Anyone who’s watched a few episodes of The Real Housewives can attest: it’s difficult to decipher emotions on a heavily Botoxed face. Now a new study suggests that Botox may also decrease its users’ ability to perceive the emotions of others. But there’s another irony: as we humans, in our anti-aging quest, get closer to smoothing our faces into inscrutable masks, robots are being built with more of these expressions and quirks. And they’re being built this way so that we will like them better.
The Botox study, led by two researchers from The University of Southern California and Duke University, was published last week in the journal Social Psychology and Personality Science. Researchers compared people who had a Botox procedure against a control group who had been injected with Restylane, a dermal filler that does not affect muscular feedback, and found that the group with the Botox treatments had more difficulty identifying emotions.
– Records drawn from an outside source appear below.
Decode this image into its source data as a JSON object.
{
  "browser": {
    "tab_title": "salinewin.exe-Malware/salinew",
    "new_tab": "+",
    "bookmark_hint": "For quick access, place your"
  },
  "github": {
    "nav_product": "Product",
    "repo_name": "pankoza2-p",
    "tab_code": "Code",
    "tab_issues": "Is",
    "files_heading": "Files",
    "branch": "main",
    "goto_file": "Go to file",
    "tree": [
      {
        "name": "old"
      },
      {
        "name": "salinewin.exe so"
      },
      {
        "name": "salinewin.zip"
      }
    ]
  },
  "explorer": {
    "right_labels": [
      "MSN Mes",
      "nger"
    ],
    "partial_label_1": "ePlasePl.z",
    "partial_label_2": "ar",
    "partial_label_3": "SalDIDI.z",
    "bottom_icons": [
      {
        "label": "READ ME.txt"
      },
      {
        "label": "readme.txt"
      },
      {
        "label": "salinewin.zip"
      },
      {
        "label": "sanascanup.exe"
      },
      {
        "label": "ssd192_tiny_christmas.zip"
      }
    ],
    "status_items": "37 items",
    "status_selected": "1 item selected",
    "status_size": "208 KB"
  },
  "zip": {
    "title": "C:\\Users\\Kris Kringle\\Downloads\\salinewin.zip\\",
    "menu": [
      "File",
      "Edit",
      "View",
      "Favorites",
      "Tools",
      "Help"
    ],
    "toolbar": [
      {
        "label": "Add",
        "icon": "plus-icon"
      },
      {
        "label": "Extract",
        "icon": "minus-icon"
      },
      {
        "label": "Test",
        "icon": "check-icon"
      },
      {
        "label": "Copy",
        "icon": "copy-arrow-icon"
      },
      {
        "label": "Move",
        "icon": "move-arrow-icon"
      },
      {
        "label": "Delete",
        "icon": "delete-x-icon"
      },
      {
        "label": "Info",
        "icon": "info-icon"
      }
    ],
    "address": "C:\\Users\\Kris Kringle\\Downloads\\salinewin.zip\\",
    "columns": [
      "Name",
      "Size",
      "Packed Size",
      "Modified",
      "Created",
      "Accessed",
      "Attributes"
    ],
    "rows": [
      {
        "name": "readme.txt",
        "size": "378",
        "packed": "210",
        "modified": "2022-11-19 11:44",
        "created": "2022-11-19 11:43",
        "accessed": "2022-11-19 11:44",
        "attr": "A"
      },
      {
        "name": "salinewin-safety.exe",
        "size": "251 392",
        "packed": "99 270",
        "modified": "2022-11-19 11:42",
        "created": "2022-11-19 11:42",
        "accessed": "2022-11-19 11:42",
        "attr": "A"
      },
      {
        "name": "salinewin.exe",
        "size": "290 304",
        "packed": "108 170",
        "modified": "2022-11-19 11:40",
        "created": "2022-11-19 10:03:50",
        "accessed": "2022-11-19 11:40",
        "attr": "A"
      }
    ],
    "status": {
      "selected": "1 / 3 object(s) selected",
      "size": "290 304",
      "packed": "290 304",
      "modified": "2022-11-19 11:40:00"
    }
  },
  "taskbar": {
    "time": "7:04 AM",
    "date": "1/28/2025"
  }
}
“People who use Botox are less able to read others’ emotions,” said USC psychology professor David Neal. “The disconnect happens because people read others’ emotions partly by mimicking their facial expressions.” This process, known as “mirroring”, was also the subject of a similar study conducted by Columbia University last year.
But someone else is experimenting with concepts of nonverbal communication from a very different angle. Roboticist Hiroshi Ishiguro has been creating robots for over a decade, for the purpose of understanding human-robot interaction. Rather than build robots that look like robots, this former oil painter has been replicating human appearance as closely as possible – he has even made copies of himself and his then 4-year old daughter!
Ishiguro’s most recent creation is also his most realistic. Built with the help of Kokoro, the robotics division of Sanrio, the Geminoid DK is a replica of Danish college professor Henrik Scharfe. It will reside in Europe, where Western attitudes towards androids can be further studied, along with concepts like “emotional affordances in human-robot interaction” and “blended presence”. Here is a video of his/its facial expressions, which are as un-Botoxed as technology allows:
Cool and creepy, right? It’s also more expression than we see in some of our favorite Housewives – is it possible that we are watching animatronic figures on TV? Probably not – the androids don’t drink, and are far more expensive to build than wannabe stars. But as we get more robotic, and robots get more human, we may get to where we can’t tell the difference.
As for Ishiguro’s robots, they’re doing just fine. His pretty twenty-something Geminoid F just got her first acting job. Reality stars: watch your backs!